На выставку в Южночешской галерее им. М. Алеша торжественно съехались 120 русских полотен из коллекций чешских музеев: Галереи столицы Праги, Пражского Града, Пражской национальной галереи, галерей изобразительного искусства Находа и Остравы, галереи современного искусства города Градец Кралове. Статус чешско-русской выставки придали три полотна, привезенные из Москвы, принадлежащие собранию Третьяковской галереи. Два из московских гастролеров принадлежат кисти Ильи Ефимовича Репина. Самое экзотическое из них — репинские «Запорожцы» (вариант картины «Запорожцы пишут письмо турецкому султану») — обеспечило промоушен выставки и явилось титульной картинкой на рекламной продукции. Еще у Ильи Ефимовича позаимствовали название его автобиографии «Далекое — Близкое» — и выставка по задумке ее авторов получила очертания, хотя помимо 23 работ мэтра живописи остальные принадлежат еще 50 художникам, среди которых бренды и малоизвестные произведения живописи и графики. Из репинских, пожалуй, сильнейшее впечатление близостью сюжета и тем оставляет картина, хранящаяся в собрании Пражского града «А. С. Пушкин на акте в лицее 8 января 1815 года читает свою поэму „Воспоминания о Царском Селе“» (1911 г.) — Пушкин традиционно «это наше все». Ностальгия сопровождается не только чувством того, что классическое русское искусство — лучший наш адвокат, но и поиском ответов, как академические работы попали в эмиграцию в Чехию.
История русских выставок, которые сопровождались продажей выставленных произведений, начинается с 1871 года. Именно тогда, еще в бытность Австро-Венгрии, в Праге Клубом художников в честь его восьмой годовщины была организована выставка Ивана Константиновича Айвазовского. Несколько лет спустя, в 1886 году, Клуб организовал выставку В. В. Верещагина в Пражском Рудольфинуме — 45 картин прибыли вместе с их автором. В завершение двухмесячной, самой посещаемой выставки Праги автор был удостоен звания почетного члена Клуба художников. Далее одним из крупных событий арт-мира Праги можно назвать год 1920, когда в масариковской Праге поселился Григорий Мусатов, один из основоположников русского авангарда, бежавший от революции. В 1927 году, благодаря протекции культового чешского художника Яна Зрзавы, Мусатов устроил первую персональную выставку. Колорит и тематика его работ всегда оставались в русской традиции, и это не помешало искусствоведам того времени выкупить 39 его холстов в фонды Чехословацкой национальной галереи. На нынешней выставке в замке Глубока-над-Влтавой мне пришлось впервые вживую увидеть искрящуюся красочностью иронично-фольклорную работу «Стенька Разин» — это и есть пример пугающего восторга, на который я намекала вначале — сабля в руке, нога на пушке, душегрейка на бараньем меху, как королевская мантия, кучерявая грудь нараспашку — анархия и силища, таков живописный образ известного персонажа российской истории. Вторая работа Г. Мусатова, которую можно увидеть на этой выставке — «Летящие на воздушном шаре» — более поэтичная, в духе Шагала.
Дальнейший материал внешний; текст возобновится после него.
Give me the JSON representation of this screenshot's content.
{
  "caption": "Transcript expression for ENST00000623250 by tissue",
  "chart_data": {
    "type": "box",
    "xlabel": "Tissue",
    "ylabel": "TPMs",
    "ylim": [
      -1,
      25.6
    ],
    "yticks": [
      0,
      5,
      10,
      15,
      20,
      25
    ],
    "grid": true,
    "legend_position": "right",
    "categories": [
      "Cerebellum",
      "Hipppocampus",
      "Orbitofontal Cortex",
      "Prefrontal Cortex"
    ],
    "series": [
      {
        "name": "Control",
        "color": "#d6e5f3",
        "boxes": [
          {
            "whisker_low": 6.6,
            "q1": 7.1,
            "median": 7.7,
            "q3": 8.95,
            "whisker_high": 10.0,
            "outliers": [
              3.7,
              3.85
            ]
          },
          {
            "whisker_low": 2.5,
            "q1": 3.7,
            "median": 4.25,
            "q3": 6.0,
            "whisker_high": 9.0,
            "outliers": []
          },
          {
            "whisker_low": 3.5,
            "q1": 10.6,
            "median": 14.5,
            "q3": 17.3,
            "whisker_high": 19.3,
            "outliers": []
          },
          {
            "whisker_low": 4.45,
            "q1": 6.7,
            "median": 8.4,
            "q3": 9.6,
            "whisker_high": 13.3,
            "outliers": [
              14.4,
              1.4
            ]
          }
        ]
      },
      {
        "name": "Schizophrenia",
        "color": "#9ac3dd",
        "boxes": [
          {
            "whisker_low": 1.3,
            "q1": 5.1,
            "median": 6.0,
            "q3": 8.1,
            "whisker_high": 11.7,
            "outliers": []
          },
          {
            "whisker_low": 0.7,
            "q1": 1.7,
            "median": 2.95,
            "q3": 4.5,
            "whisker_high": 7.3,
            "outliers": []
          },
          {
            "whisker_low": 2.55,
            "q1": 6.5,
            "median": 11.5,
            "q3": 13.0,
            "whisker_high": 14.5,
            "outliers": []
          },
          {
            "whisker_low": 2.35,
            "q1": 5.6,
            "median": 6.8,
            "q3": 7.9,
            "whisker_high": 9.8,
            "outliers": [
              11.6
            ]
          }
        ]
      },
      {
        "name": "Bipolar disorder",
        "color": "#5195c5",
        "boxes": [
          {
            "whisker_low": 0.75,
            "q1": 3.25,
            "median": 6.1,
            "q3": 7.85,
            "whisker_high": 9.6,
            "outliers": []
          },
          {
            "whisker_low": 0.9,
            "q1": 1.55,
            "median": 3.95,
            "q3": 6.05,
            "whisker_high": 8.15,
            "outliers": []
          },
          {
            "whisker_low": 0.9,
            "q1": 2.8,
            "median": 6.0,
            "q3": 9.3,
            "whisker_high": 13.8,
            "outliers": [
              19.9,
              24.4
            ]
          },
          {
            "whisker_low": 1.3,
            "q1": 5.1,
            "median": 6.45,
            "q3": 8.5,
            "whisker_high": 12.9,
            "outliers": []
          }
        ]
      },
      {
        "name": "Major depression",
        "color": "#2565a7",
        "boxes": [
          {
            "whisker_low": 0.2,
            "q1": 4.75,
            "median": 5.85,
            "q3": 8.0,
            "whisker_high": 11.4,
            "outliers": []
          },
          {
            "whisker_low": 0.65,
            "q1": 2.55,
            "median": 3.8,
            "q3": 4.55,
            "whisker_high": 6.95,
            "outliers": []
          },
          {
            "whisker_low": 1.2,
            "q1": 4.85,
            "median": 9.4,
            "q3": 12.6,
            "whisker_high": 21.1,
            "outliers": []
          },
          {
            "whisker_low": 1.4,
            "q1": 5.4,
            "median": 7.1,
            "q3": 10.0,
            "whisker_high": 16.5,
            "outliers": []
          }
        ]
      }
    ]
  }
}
Интересно, что в Праге 20-х годов, в тогдашней советской резиденции вилла Тереза, Роман Якобсон устраивал выставки русского авангарда: Бурлюка и Елены Гуро, Татлина, Малевича, Шагала, Кандинского, которые, безусловно, оказали влияние на развитие современного чешского искусства. Возникший впоследствии официальный «соцреализм» тоже здесь имел влияние — скорее, негативное. Так в 1947 году состоялась помпезная выставка 86 картин четырех советских деятелей искусства: Александра Герасимова, Сергея Герасимова, Александра Дейнеки и Аркадия Пластова. Напыщенная демонстрация демагогического академизма сталинской культуры была холодно принята осторожной чешской критикой, но вскоре чешским Герасимовым стал Чумпелик, и до сегодняшних дней все проявления конъюнктуры в чешском искусстве называют «чумпеликовщиной».
Работы, вывезенные чешскими легионерами из России в начале 20-х годов XX века, уже описывались в наших публикациях (авторы А. Копршивова, З. Лукинова). А отдельные частные коллекции нуждаются в специальной статье. Эта выставка дает русским интеллектуалам чувство того, что за их спиной есть вечное искусство, с которым они могут установить преемственность, минуя страны и режимы и не умаляя прелести «русского духа».